Monday, January 08, 2007

Today's Ramble - 1/8/07

The temporal component of happiness is a struggle for many of us. Eastern philosophy espouses an emphasis on the here and now - our immediate experiences brings us happiness. This is much easier said than done. Many look to the future for their happiness. This, as it turns out, is ineffective as we end up being way off base in terms of how future experiences will affect our happiness (see Daniel Gilbert link on this blog). Living in the past is equally "dangerous" to our well-being as sentimentality can limit the positive impacts that our current and future experiences have on us. Many of us find ourselves in a void - a place where we relive happy experiences of our past while, at the same time, wish that our futures will bring us the happiness that we crave. The void seems to travel with us through time - we never seem to get to where we want to be. Great thinkers have often written about this. Here are two of my favorites.

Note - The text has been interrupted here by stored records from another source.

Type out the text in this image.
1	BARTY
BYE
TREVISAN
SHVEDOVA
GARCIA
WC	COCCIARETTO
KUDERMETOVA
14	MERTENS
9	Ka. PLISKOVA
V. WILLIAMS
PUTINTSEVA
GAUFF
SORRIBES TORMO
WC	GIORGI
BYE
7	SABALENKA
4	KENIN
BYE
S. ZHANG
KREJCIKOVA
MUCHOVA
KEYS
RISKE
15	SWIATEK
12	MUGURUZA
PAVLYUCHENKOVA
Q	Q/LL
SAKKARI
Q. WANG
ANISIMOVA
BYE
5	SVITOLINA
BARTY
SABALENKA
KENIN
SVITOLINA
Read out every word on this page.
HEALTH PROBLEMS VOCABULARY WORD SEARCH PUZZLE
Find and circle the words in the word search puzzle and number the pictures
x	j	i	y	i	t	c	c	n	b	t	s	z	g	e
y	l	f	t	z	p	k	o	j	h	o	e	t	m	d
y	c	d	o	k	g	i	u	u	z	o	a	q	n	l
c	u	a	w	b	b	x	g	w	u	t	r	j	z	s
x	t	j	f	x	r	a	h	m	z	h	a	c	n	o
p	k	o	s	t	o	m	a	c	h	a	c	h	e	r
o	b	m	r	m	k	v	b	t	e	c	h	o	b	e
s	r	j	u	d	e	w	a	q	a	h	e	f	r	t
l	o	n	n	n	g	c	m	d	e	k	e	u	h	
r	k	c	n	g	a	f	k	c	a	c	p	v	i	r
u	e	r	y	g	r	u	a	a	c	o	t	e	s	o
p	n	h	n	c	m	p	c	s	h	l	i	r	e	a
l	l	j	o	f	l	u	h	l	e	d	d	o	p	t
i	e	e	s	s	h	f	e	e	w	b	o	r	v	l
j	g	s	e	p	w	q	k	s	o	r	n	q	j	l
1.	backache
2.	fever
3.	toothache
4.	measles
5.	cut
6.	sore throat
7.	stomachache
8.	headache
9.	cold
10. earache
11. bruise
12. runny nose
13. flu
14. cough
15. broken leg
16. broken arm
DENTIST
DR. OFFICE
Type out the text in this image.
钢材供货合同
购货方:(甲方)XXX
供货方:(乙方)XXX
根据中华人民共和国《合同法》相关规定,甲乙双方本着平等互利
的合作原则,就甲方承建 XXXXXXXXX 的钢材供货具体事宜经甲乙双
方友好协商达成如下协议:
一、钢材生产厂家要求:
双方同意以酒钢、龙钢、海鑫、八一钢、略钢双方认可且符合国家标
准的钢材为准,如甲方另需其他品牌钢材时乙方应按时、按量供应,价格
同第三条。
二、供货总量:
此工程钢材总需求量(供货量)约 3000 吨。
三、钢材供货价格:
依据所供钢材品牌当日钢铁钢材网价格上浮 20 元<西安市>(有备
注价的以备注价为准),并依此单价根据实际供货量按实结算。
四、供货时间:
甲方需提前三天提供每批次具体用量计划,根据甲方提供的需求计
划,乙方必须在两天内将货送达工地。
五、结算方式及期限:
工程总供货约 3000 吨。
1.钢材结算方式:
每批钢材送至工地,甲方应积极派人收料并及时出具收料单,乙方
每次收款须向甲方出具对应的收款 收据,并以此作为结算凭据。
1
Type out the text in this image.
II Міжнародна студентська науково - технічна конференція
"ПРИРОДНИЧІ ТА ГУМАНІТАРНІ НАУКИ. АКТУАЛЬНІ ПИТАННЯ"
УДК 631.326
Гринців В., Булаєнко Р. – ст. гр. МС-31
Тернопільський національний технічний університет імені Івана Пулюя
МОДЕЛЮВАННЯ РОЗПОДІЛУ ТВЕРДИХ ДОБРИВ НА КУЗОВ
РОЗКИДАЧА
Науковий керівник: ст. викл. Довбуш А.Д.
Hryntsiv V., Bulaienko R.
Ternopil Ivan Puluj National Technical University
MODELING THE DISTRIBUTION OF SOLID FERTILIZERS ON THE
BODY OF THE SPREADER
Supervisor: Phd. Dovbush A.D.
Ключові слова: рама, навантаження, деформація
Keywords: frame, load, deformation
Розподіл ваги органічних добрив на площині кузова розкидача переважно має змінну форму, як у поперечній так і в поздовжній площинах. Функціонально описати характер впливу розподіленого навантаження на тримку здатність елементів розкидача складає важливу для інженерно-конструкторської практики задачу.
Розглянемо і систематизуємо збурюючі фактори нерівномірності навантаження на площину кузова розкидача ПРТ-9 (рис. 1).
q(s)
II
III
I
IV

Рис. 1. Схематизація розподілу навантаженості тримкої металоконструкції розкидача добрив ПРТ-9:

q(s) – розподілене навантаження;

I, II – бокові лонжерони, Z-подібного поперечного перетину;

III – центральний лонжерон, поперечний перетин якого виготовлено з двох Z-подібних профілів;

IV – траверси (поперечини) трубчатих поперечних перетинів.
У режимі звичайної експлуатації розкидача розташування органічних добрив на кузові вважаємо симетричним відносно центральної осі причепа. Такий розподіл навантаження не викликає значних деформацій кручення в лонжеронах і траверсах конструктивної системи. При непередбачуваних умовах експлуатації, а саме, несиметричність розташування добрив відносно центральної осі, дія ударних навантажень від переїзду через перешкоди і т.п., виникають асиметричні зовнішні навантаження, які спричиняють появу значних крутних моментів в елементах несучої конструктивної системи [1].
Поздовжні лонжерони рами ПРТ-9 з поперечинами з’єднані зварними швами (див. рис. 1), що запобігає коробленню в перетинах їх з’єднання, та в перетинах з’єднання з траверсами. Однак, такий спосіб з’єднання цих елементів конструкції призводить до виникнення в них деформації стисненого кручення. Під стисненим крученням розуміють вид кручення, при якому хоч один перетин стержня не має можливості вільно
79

1) "Don't cry because it's over, smile because it happened" - Dr. Suess. The power of this simple phrase is quite extraordinary. It speaks a simple truth about happiness. Yet, truly taking heed to what it says is very difficult indeed.

2) "The man is freed from servile hands of hope to rise or fear to fall, Lord of himself, though not of lands, and having nothing yet hath all" - Sir Henry Wotton. Life without hope is full of despair. Yet a life where hope drives our well-being is destined to be unhappy.